5. Tyler Stephenson, C
Age (as of 4/1/2021): 24
Height/Weight: 6-foot-4, 225 pounds
Acquired: No. 11 pick in the 2015 draft (Kennesaw Mountain High School, Georgia)
Highest level: MLB
Saving grace: Power
Fault line: Durability
Scouting report: Stephenson has battled injuries throughout his career, delaying his arrival to the majors until this year. He appeared in eight games, hitting two home runs and recording a .294/.400/.647 slash line. His bat -- specifically his raw power -- is his selling point. Stephenson grades as a below-average framer, according to other teams' internal metrics, with the concern being that his large frame blocks the umpire's sightline. Whatever the case, Stephenson should get a run as a starter so long as he can stay on the field and stay productive in the batter's box.
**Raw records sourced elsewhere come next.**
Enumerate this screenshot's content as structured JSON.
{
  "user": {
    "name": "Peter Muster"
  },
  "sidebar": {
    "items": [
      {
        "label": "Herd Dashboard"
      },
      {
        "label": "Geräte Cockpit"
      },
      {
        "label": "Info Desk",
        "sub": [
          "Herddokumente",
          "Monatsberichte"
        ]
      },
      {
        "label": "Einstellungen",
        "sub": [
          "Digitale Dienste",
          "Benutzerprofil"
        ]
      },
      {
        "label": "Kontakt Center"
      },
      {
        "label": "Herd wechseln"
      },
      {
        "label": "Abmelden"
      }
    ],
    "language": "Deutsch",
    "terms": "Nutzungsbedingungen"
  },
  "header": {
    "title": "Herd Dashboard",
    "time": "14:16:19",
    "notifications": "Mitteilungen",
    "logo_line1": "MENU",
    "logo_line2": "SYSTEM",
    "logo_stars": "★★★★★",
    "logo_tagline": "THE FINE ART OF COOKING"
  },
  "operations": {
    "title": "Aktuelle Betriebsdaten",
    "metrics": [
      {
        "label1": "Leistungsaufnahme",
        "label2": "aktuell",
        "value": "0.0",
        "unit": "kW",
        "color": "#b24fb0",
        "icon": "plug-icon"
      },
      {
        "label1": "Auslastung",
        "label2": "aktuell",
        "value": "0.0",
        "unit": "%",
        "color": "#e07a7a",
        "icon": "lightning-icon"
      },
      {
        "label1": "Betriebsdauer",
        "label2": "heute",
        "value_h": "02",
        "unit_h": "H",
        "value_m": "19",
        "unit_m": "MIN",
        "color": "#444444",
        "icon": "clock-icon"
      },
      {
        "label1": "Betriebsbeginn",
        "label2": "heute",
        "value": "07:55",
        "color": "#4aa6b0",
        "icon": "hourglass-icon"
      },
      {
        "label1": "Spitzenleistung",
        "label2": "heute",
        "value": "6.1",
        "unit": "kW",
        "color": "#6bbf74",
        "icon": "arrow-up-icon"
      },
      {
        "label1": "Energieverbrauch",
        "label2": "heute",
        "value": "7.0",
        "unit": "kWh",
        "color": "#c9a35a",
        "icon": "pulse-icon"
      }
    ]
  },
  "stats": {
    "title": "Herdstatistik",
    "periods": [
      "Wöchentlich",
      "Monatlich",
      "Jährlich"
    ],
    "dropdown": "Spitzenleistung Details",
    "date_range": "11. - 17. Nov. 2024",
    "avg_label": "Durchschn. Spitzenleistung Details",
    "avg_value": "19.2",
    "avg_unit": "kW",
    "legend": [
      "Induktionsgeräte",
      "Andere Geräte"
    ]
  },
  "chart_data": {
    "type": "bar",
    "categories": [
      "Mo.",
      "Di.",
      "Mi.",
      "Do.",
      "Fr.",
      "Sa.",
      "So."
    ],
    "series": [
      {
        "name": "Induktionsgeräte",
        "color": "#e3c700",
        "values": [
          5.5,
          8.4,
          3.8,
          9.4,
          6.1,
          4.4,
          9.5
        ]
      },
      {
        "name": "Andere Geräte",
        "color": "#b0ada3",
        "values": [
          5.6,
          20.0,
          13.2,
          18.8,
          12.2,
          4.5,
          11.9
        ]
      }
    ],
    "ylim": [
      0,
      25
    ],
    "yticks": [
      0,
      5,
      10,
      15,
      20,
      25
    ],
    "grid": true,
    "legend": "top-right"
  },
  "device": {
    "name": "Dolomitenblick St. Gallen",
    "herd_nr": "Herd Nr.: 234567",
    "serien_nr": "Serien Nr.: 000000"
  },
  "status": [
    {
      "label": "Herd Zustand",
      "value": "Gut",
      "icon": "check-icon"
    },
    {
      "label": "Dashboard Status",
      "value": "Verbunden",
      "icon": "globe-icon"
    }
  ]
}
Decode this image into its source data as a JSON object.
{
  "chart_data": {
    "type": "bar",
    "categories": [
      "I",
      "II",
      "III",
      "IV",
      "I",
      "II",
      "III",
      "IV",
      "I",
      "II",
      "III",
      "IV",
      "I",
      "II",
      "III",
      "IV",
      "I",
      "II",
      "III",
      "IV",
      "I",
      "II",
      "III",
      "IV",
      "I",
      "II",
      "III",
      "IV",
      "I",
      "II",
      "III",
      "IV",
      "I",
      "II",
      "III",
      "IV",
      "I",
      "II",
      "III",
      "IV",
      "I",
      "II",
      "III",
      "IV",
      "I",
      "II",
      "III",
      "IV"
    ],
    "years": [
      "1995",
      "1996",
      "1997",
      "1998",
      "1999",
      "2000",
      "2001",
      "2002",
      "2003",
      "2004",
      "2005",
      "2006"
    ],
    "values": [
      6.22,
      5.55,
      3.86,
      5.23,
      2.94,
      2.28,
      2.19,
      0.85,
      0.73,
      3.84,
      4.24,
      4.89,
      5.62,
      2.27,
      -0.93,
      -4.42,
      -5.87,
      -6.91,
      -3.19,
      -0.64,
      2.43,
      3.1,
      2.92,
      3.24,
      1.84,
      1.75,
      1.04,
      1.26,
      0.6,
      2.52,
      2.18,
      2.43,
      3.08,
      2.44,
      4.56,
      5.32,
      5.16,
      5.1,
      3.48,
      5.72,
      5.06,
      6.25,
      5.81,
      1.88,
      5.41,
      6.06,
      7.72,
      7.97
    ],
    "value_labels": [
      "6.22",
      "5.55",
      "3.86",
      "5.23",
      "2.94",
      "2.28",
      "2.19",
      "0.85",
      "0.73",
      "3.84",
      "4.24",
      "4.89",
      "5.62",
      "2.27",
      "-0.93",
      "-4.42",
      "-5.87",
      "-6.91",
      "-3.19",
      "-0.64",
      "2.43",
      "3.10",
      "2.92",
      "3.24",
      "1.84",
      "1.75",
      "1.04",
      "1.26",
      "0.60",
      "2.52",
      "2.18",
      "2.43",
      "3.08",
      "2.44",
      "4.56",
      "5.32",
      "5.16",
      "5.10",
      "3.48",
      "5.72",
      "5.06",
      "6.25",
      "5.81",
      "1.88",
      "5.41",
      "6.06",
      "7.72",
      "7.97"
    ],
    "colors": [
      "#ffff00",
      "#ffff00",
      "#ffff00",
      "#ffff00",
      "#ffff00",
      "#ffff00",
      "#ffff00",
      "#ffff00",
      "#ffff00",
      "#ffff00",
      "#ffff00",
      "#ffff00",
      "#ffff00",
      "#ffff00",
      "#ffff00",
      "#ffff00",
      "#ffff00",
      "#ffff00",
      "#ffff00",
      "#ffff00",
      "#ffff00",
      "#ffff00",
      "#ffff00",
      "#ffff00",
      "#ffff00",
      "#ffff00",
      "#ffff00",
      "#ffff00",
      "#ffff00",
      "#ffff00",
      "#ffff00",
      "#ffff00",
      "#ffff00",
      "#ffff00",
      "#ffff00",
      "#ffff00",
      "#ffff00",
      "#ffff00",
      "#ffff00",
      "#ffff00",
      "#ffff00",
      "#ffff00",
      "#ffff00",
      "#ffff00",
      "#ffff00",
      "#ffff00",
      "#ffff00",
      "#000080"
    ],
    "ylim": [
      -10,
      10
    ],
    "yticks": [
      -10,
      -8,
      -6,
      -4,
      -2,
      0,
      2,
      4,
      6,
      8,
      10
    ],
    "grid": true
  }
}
Likeliest outcome: Regular catcher
Five others to know
- Jose Garcia, SS
Garcia made the leap from High-A to the majors. The results were, predictably, not great. He hit .194/.206/.194 with a 26-to-1 strikeout-to-walk ratio in 68 plate appearances. Ouch. Garcia has the defensive aptitude and the power potential to be a quality two-way contributor in due time.
- Christian Roa, RHP
One of Asa Lacy's rotation mates, Roa has a power pitcher's frame and fastball. What he didn't have was a great junior year: he permitted more than a home run and more than four walks per nine innings. The Reds took him in the second round with an eye on getting more from him.
- Riley O'Brien, RHP
O'Brien came over in a midseason trade from the Rays. He's a lanky right-hander who has improved his velocity on his fastball and breaking ball in recent years. O'Brien's changeup and command still need work, and could force him into a relief role sooner than later. The Reds will presumably give their development staff most of the year to see what they can do.
- Rece Hinds, 3B
The Reds popped Hinds in the second round in 2019 based on his boom-or-bust potential. He has enormous raw power, but it's unclear if he'll make enough contact for it to matter. It's also unclear if he'll remain at third base for the long haul, or if he'll be forced to first or the outfield.
- Tony Santillan, RHP
The last time we saw Santillan, he had an underwhelming 2019 that included wildness and multiple trips to the injured list because of arm issues. Ruh roh. Either and/or both of those factors could force him into the bullpen instead of a spot at the back of a rotation.